EMERGENCY: A BITTER ALTERNATIVE TO 21 DAYS LOCKDOWN
BANKING FINANCE|May 2020
India has taken the extreme measure of enforcing a 21-day lockdown, amidst corona outbreak, making it the first time a nation was shut under the provisions of the Disaster Management Act, 2005.
Abhinav Jain
EMERGENCY: A BITTER ALTERNATIVE TO 21 DAYS LOCKDOWN

Section 6(2)(i) of the Act authorizes the NDMA (National Disaster Management Authority), headed by the prime minister, to take measures for the prevention of disaster, or the mitigation, or preparedness and capacity building for dealing with the threatening disaster situation or disaster as it may consider necessary. The Act also provisions for a national executive authority, which exercises powers to issue guidelines that, will be in effect during the lockdown.

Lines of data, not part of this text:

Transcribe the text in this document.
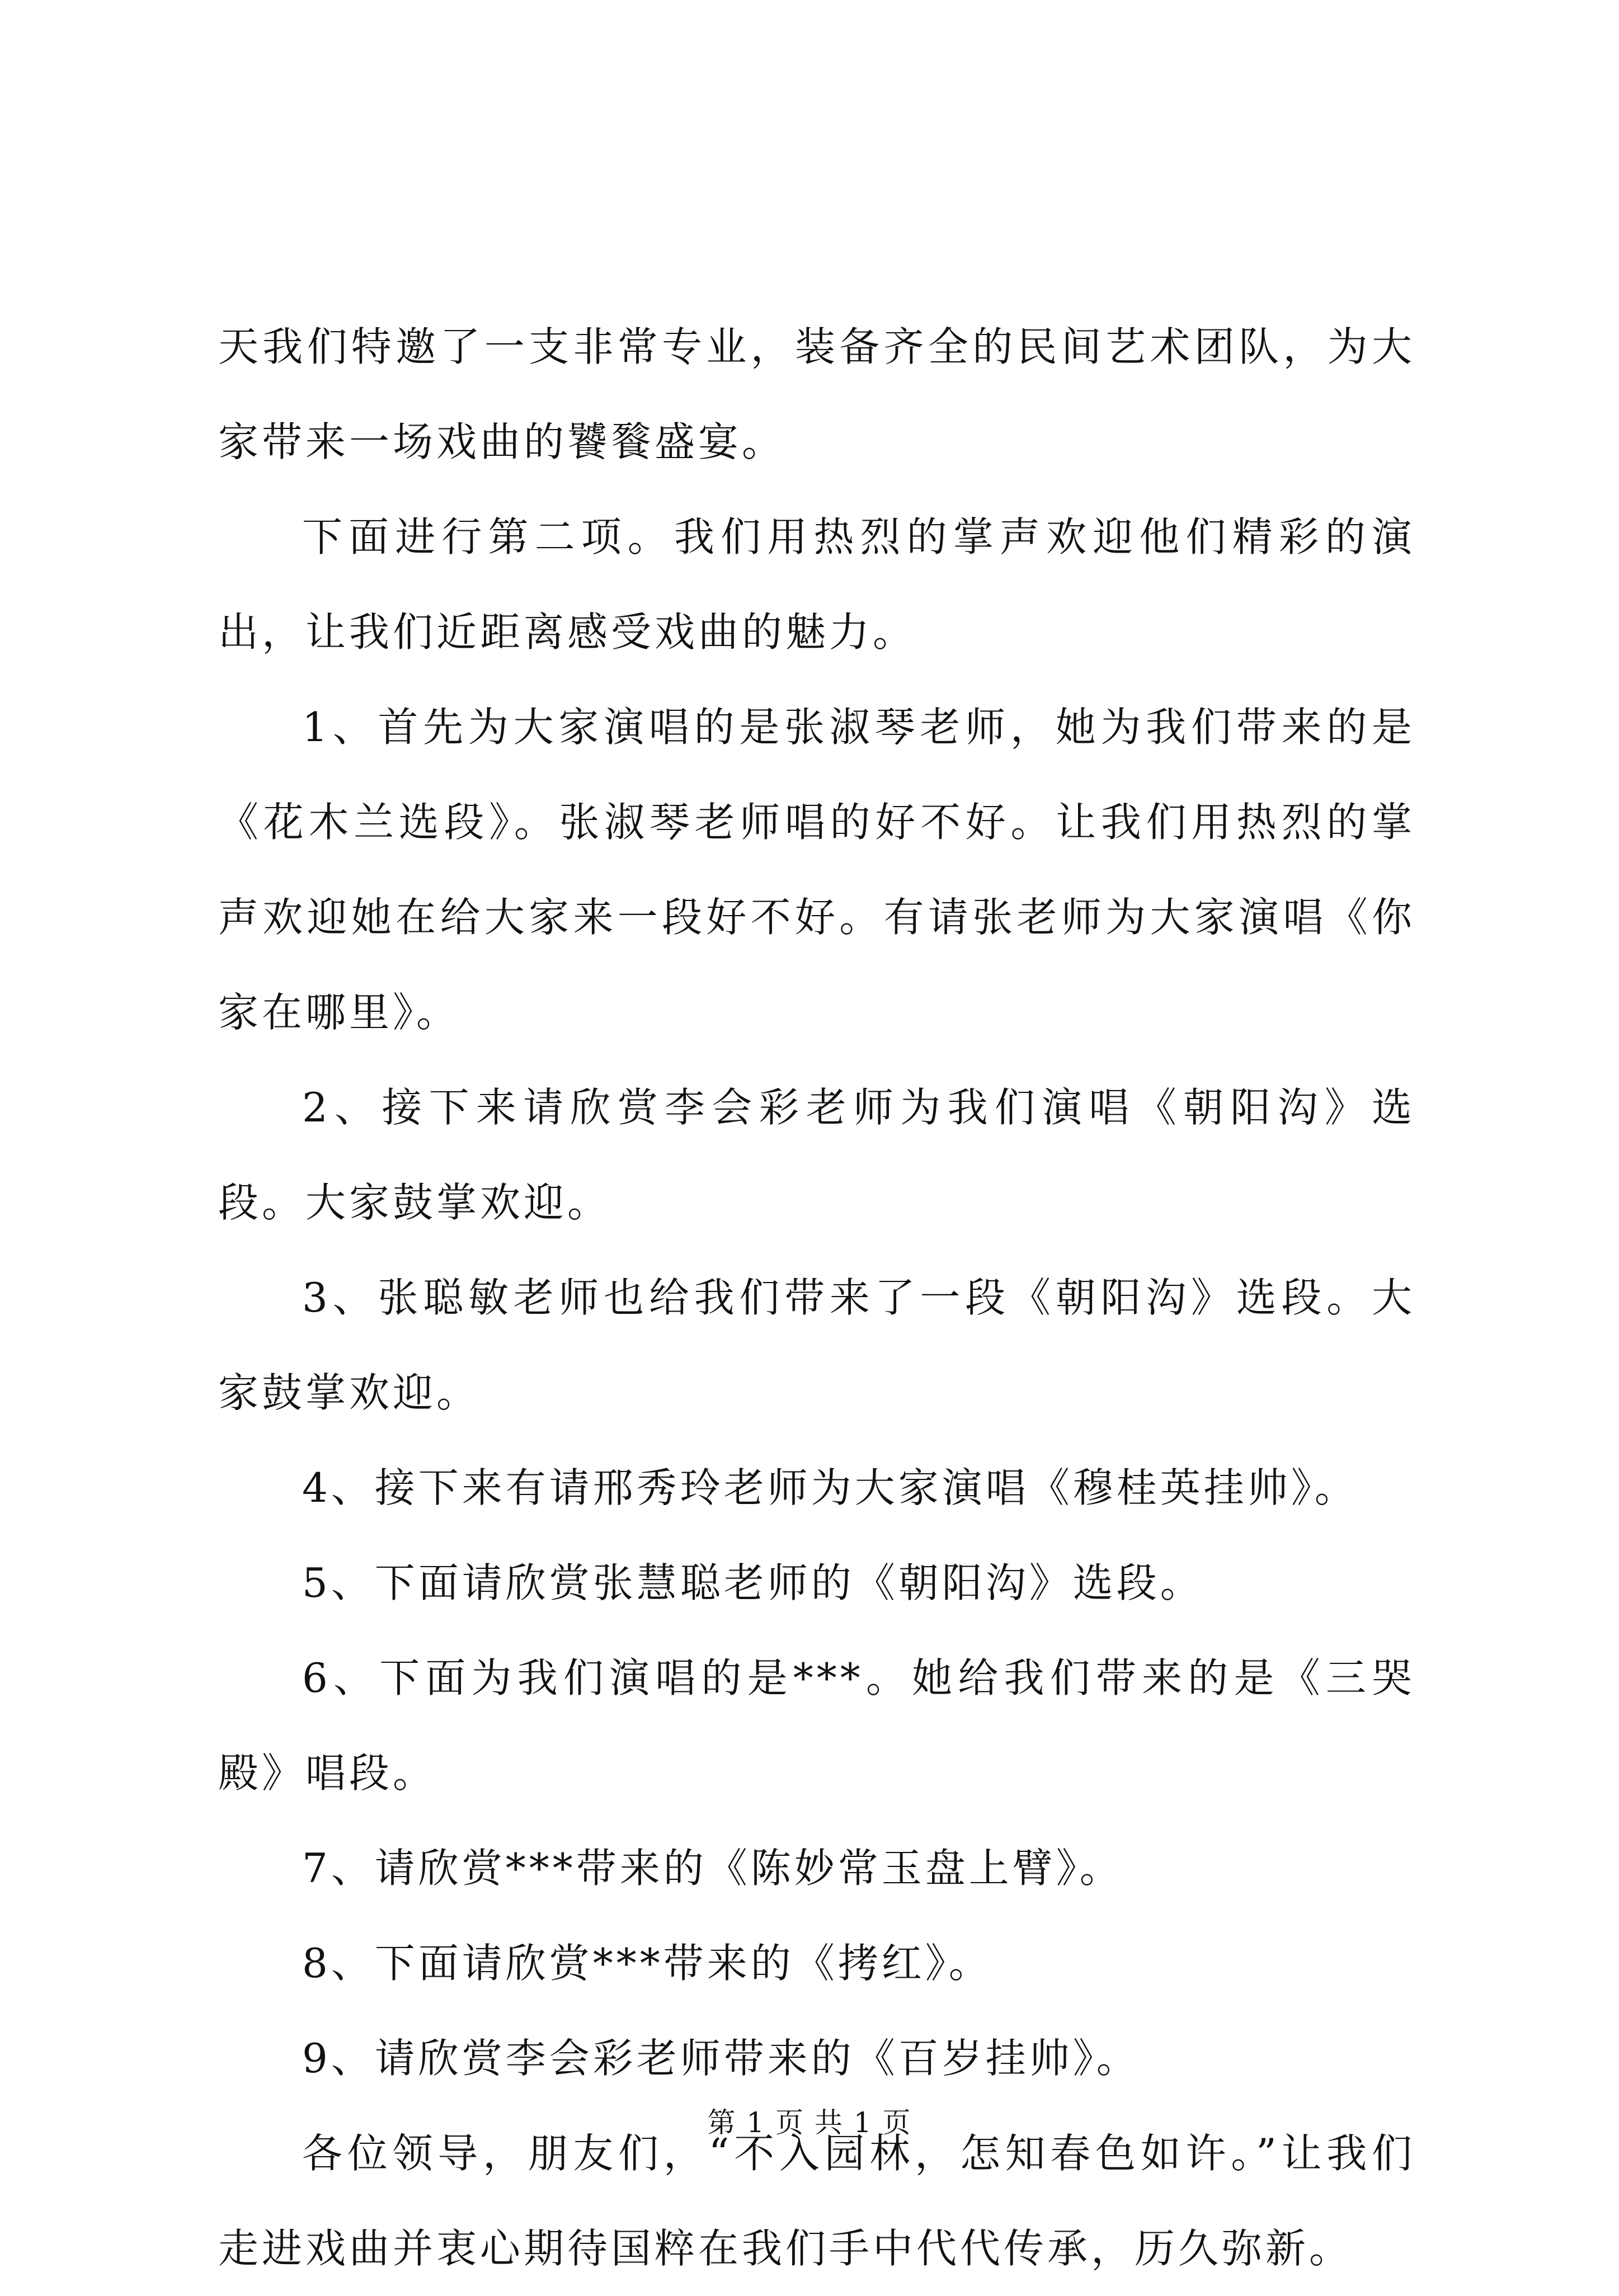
天我们特邀了一支非常专业，装备齐全的民间艺术团队，为大家带来一场戏曲的饕餮盛宴。

下面进行第二项。我们用热烈的掌声欢迎他们精彩的演出，让我们近距离感受戏曲的魅力。

1、首先为大家演唱的是张淑琴老师，她为我们带来的是《花木兰选段》。张淑琴老师唱的好不好。让我们用热烈的掌声欢迎她在给大家来一段好不好。有请张老师为大家演唱《你家在哪里》。

2、接下来请欣赏李会彩老师为我们演唱《朝阳沟》选段。大家鼓掌欢迎。

3、张聪敏老师也给我们带来了一段《朝阳沟》选段。大家鼓掌欢迎。

4、接下来有请邢秀玲老师为大家演唱《穆桂英挂帅》。

5、下面请欣赏张慧聪老师的《朝阳沟》选段。

6、下面为我们演唱的是***。她给我们带来的是《三哭殿》唱段。

7、请欣赏***带来的《陈妙常玉盘上臂》。

8、下面请欣赏***带来的《拷红》。

9、请欣赏李会彩老师带来的《百岁挂帅》。

各位领导，朋友们，“不入园林，怎知春色如许。”让我们走进戏曲并衷心期待国粹在我们手中代代传承，历久弥新。

第 1 页 共 1 页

The other alternative could have been imposing emergency,,which could have given a unitary structure to the country, allowing the country to override state directives.

A state of emergency in India refers to a period of governance under an altered constitutional setup that can be proclaimed by the President of India, when they perceive grave threats to the nation from internal and external sources or from financial situations of crisis. Under the advice of the cabinet of ministers and using the Constitution of India, the President can overrule many provisions of the constitution, which guarantee fundamental rights to the citizens of India and acts governing devolution of powers to the states which form the federation. In the history of independent India, a state of emergency has been declared thrice.

The first instance was between 26 October 1962 to 10 January 1968 during the India-China war, when the security of India was declared as being threatened by external aggression. The second instance was between 3 December 1971 to 21 March 1977, which was originally proclaimed during the Indo-Pakistan war.